AlphaFlow Accurately Captures Violent Liquid Hydrogen Slosh from Large-Scale NASA K-site Experiment
Summary
NASA’s classic hydrogen slosh campaign at the NASA Lewis Research Center's K-site facility is one of the few large-scale data sets on violent liquid-hydrogen sloshing. Using a 62 ft³ (1.75 m³) spherical tank, NASA ran dozens of tests to understand how strong lateral motion, turbulence and phase change affect tank pressure collapse under normal gravity. NASA Technical Reports Server
In this case study, we use AlphaFlow to reproduce a resonant liquid-hydrogen slosh test from that program. AlphaFlow matches the rapid pressure drop with 98% accuracy over 2.5 minutes of physical time, using a 3D simulation that completes in under two days of compute.
AlphaFlow (dashed) vs. Moran et al. (1994) experimental data (solid) for large-amplitude liquid-hydrogen sloshing in a 62 ft³ spherical tank. AlphaFlow matches the rapid pressure collapse within 2% over 2.5 minutes of sloshing (3D simulation; <2-day runtime).
Background: NASA’s Hydrogen Slosh Program
The test series was developed to support the National Aero-Space Plane (NASP) and future launch vehicles using liquid or slush hydrogen propellants. The goal was to characterize how sloshing affects tank pressure and thermal response.
Key features of the campaign:
Geometry: 62 ft³ (1750 L) spherical tank in NASA Lewis’s K-Site facility
Fluids: Liquid hydrogen and slush hydrogen
Test envelope: Normal gravity, lateral sloshing, with frequency, amplitude, ullage fraction, pressurant type and ramp pressure all varied
These experiments highlighted how slosh can either collapse tank pressure (via heat-transfer) or drive it up (via hot-wall wetting and vigorous boiling) depending on the combination of conditions.
The Validation Case: Rapid Pressure Collapse
For this validation we select one of the closed-tank, liquid-hydrogen resonant slosh tests in which:
The tank is filled with LH₂ and pressurized with gas to a high initial pressure.
Pressurant flow and venting are stopped, locking the tank in a closed condition.
Lateral sloshing is imposed with high amplitude and around 1 Hz frequency, generating intense motion and free-surface deformation.
In this regime, we get rapid mixing of superheated vapor and subcooled liquid, resulting in rapid pressure collapse due to turbulent heat transfer and condensation. The NASA data provide a precise time history of this pressure collapse for a spherical LH₂ tank at realistic scale.
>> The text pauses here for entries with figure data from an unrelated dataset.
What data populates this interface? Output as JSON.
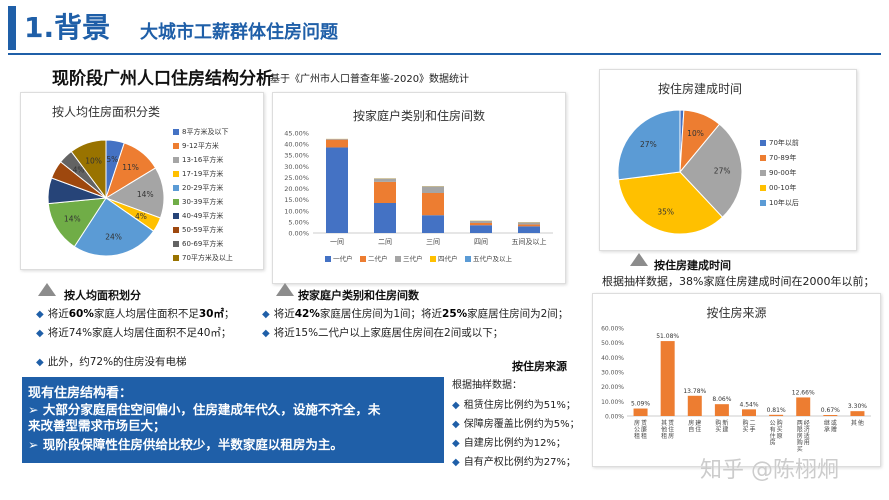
{
  "header": {
    "number": "1.背景",
    "subtitle": "大城市工薪群体住房问题"
  },
  "section": {
    "title": "现阶段广州人口住房结构分析",
    "source_note": "基于《广州市人口普查年鉴-2020》数据统计"
  },
  "chart_data": [
    {
      "type": "pie",
      "title": "按人均住房面积分类",
      "categories": [
        "8平方米及以下",
        "9-12平方米",
        "13-16平方米",
        "17-19平方米",
        "20-29平方米",
        "30-39平方米",
        "40-49平方米",
        "50-59平方米",
        "60-69平方米",
        "70平方米及以上"
      ],
      "values": [
        5,
        11,
        14,
        4,
        24,
        14,
        7,
        5,
        4,
        10
      ],
      "data_labels": [
        "5%",
        "11%",
        "14%",
        "4%",
        "24%",
        "14%",
        "",
        "",
        "4%",
        "10%"
      ],
      "colors": [
        "#4472c4",
        "#ed7d31",
        "#a5a5a5",
        "#ffc000",
        "#5b9bd5",
        "#70ad47",
        "#264478",
        "#9e480e",
        "#636363",
        "#997300"
      ],
      "legend": "right"
    },
    {
      "type": "bar",
      "stacked": true,
      "title": "按家庭户类别和住房间数",
      "categories": [
        "一间",
        "二间",
        "三间",
        "四间",
        "五间及以上"
      ],
      "series": [
        {
          "name": "一代户",
          "values": [
            38.5,
            13.5,
            8.0,
            3.5,
            3.0
          ]
        },
        {
          "name": "二代户",
          "values": [
            3.5,
            9.5,
            10.0,
            1.0,
            0.8
          ]
        },
        {
          "name": "三代户",
          "values": [
            0.3,
            1.5,
            3.0,
            1.0,
            1.0
          ]
        },
        {
          "name": "四代户",
          "values": [
            0.05,
            0.1,
            0.1,
            0.1,
            0.1
          ]
        },
        {
          "name": "五代户及以上",
          "values": [
            0.02,
            0.02,
            0.02,
            0.02,
            0.02
          ]
        }
      ],
      "yticks": [
        "0.00%",
        "5.00%",
        "10.00%",
        "15.00%",
        "20.00%",
        "25.00%",
        "30.00%",
        "35.00%",
        "40.00%",
        "45.00%"
      ],
      "ylim": [
        0,
        45
      ],
      "colors": [
        "#4472c4",
        "#ed7d31",
        "#a5a5a5",
        "#ffc000",
        "#5b9bd5"
      ],
      "legend": "bottom"
    },
    {
      "type": "pie",
      "title": "按住房建成时间",
      "categories": [
        "70年以前",
        "70-89年",
        "90-00年",
        "00-10年",
        "10年以后"
      ],
      "values": [
        1,
        10,
        27,
        35,
        27
      ],
      "data_labels": [
        "1%",
        "10%",
        "27%",
        "35%",
        "27%"
      ],
      "colors": [
        "#4472c4",
        "#ed7d31",
        "#a5a5a5",
        "#ffc000",
        "#5b9bd5"
      ],
      "legend": "right"
    },
    {
      "type": "bar",
      "title": "按住房来源",
      "categories": [
        "租赁廉租住房",
        "租赁其他住房",
        "自建住房",
        "购买新建商品房",
        "购买二手房",
        "购买原公有住房",
        "购买经济适用房、两限房",
        "继承或赠与",
        "其他"
      ],
      "category_labels": [
        "房公租赁廉租",
        "其他租赁住房",
        "房自建住",
        "购买新建",
        "购买二手",
        "公有住房购买原",
        "两限房购买经济适用",
        "继承或赠",
        "其他"
      ],
      "values": [
        5.09,
        51.08,
        13.78,
        8.06,
        4.54,
        0.81,
        12.66,
        0.67,
        3.3
      ],
      "data_labels": [
        "5.09%",
        "51.08%",
        "13.78%",
        "8.06%",
        "4.54%",
        "0.81%",
        "12.66%",
        "0.67%",
        "3.30%"
      ],
      "yticks": [
        "0.00%",
        "10.00%",
        "20.00%",
        "30.00%",
        "40.00%",
        "50.00%",
        "60.00%"
      ],
      "ylim": [
        0,
        60
      ],
      "color": "#ed7d31"
    }
  ],
  "captions": {
    "area": "按人均面积划分",
    "household": "按家庭户类别和住房间数",
    "built": "按住房建成时间",
    "source": "按住房来源"
  },
  "area_bullets": [
    {
      "pre": "将近",
      "bold": "60%",
      "mid": "家庭人均居住面积不足",
      "bold2": "30㎡",
      "post": "；"
    },
    {
      "pre": "将近74%家庭人均居住面积不足40㎡；",
      "bold": "",
      "mid": "",
      "bold2": "",
      "post": ""
    }
  ],
  "elevator_note": "此外，约72%的住房没有电梯",
  "household_bullets": [
    {
      "pre": "将近",
      "bold": "42%",
      "mid": "家庭居住房间为1间；将近",
      "bold2": "25%",
      "post": "家庭居住房间为2间；"
    },
    {
      "pre": "将近15%二代户以上家庭居住房间在2间或以下；",
      "bold": "",
      "mid": "",
      "bold2": "",
      "post": ""
    }
  ],
  "built_note": "根据抽样数据，38%家庭住房建成时间在2000年以前；",
  "summary": {
    "title": "现有住房结构看：",
    "lines": [
      "➢ 大部分家庭居住空间偏小，住房建成年代久，设施不齐全，未",
      "   来改善型需求市场巨大；",
      "➢ 现阶段保障性住房供给比较少，半数家庭以租房为主。"
    ]
  },
  "source_block": {
    "intro": "根据抽样数据：",
    "items": [
      "租赁住房比例约为51%；",
      "保障房覆盖比例约为5%；",
      "自建房比例约为12%；",
      "自有产权比例约为27%；"
    ]
  },
  "watermark": "知乎 @陈栩炯"
}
AlphaFlow Simulation Setup
To reproduce this test, AlphaFlow was configured as follows:
Geometry: Full 3D model of the 62 ft³ spherical tank, including ullage and liquid regions. (read-in elements/mesh coarseness)
Motion: Imposed lateral motion matching the NASA shaker conditions (frequency and amplitude chosen to represent the violent-slosh case).
Physics:
Two-phase LH₂/vapour with thermodynamic properties appropriate for the test conditions
Free-surface dynamics, turbulence and wave breaking in the liquid
Run length: 2.5 minutes of physical time (covering the rapid pressure drop and early recovery)
Computation: Completed in less than two days with 105 hours of wall-clock time on a single 3D simulation.
Results: 98% Accuracy on Pressure Drop
The figure below compares tank pressure vs. time for the experiment (solid red line, “Experimental”) and the AlphaFlow prediction (dashed navy line, “AlphaFlow”) over the first 2.5 minutes of sloshing.
Key outcomes
Pressure-drop magnitude: AlphaFlow reproduces the net pressure drop with 98% accuracy, capturing both the depth of the collapse and the subsequent approach toward a new quasi-steady level.
Curve shape: The simulation tracks the steep initial fall in pressure and the later flattening of the curve, indicating that the interplay between slosh-enhanced heat transfer with minimal phase change is correctly captured.
Time to solution: The full 3D run completes in under two days of wall-clock time, making fully resolved, violent-slosh simulations viable within engineering project timelines.
Why This Matters
The slosh campaign is a cornerstone data set for cryogenic propellant management. It is widely cited in later work on cryogenic tanks, slosh-induced pressure variation and CFD validation. (NASA Technical Reports Server)
By accurately reproducing a violent liquid-hydrogen slosh case from this program, AlphaFlow demonstrates that it can:
Handle strongly non-linear free-surface motion, wave breaking and turbulence in cryogenic tanks.
Capture the thermodynamic consequences of slosh—including pressure collapse driven by turbulent heat transfer.
Deliver these predictions at practical turnaround times, supporting design studies for upper stages, high-g manuevers, taxi/take-off scenarios and ground handling where slosh is critical.
For teams designing LH₂ vehicles, stages or storage systems that experience significant motion, this validation shows that AlphaFlow can be trusted to predict how violent slosh will affect tank pressure - with unprecedented speed.